- Jack Wade Location within the state of Alaska
- Coordinates: 64°9′15″N 141°27′35″W﻿ / ﻿64.15417°N 141.45972°W
- Country: United States
- State: Alaska
- Census area: Southeast Fairbanks

Government
- • State senator: Click Bishop (R)
- • State rep.: Dave Talerico (R)
- Elevation: 2,428 ft (740 m)
- Time zone: UTC-9 (Alaska (AKST))
- • Summer (DST): UTC-8 (AKDT)
- GNIS feature ID: 1404039

= Jack Wade, Alaska =

Unincorporated community in the state of Alaska, United States

Jack Wade is an unincorporated community in Southeast Fairbanks Census Area, Alaska, United States. Its elevation is 2,428 feet (740 m), and it is located along Wade Creek at (64.1541667, -141.4597222), about 46 miles (74 km) south of Eagle near the Canada–US border. Founded as a mining camp around 1900, it was named for Jack Anderson and Wade Nelson, the original locators. Jack Wade received a post office in 1901, which remained until 1948.

== Demographics ==

Jack Wade first appeared on the 1930 U.S. Census as an unincorporated village.

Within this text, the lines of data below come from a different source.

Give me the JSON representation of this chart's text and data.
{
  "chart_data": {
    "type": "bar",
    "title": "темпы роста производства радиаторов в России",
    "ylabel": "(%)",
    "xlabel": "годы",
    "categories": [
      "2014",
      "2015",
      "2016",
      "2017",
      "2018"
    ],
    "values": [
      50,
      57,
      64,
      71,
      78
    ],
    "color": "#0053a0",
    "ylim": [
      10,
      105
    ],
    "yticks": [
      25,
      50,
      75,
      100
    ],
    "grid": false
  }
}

It reported again in 1940, but ceased to appear afterwards.

Historical population
| Census | Pop. | Note | %± |
| 1930 | 13 |  | — |
| 1940 | 21 |  | 61.5% |
U.S. Decennial Census

== History ==
Because of questions as to whether claims were in Canada or Alaska, many miners filed claim locations in both Dawson City, Yukon Territory and Eagle, Alaska. Jack Wade Creek's first claims were located in 1892, and have been worked continuously ever since. The creek was named for Jack Anderson and Wade Nelson, the original locators. In 1936, the bucket line dredge working at Franklin was bought, dismantled and hauled by horses over the ice to Jack Wade Creek by the Yukon Placer Mining Co., which owned the claims. In 1938, Fred Whitehead had the contract to build the small airstrip at Jack Wade Creek, and the airstrip for Franklin, on the ridge between Franklin and Jack Wade. George Robinson went to work for "the Company" on Jack Wade in 1932, went to war in 1941 and returned to the creek in 1949. In 1951, George bought Jack Wade from the company, mining on his own, until the early 1970s when his health forced him to slow down. George died in 1989 at the age of 83. He lived in a log cabin built around the start of the 20th century and told stories of the old miners, good and bad season, of walking to Dawson for a few days of cards and girls, of the big nuggets; 25, 33, 56 & 70 ounces that the creek has given up. His lifestyle hadn't changed much since he first came to the creek 55 years ago. In 1986, Bureau of Land Management told George his claims were no longer valid, and the Sierra Club has a court order closing down 85% of the mining in Alaska at the end of the 1987 season, which not only ended George's income, but put an end to his lifestyle that had not changed in over 100 years. But George Robinson pleaded his case in court, and got his claims back.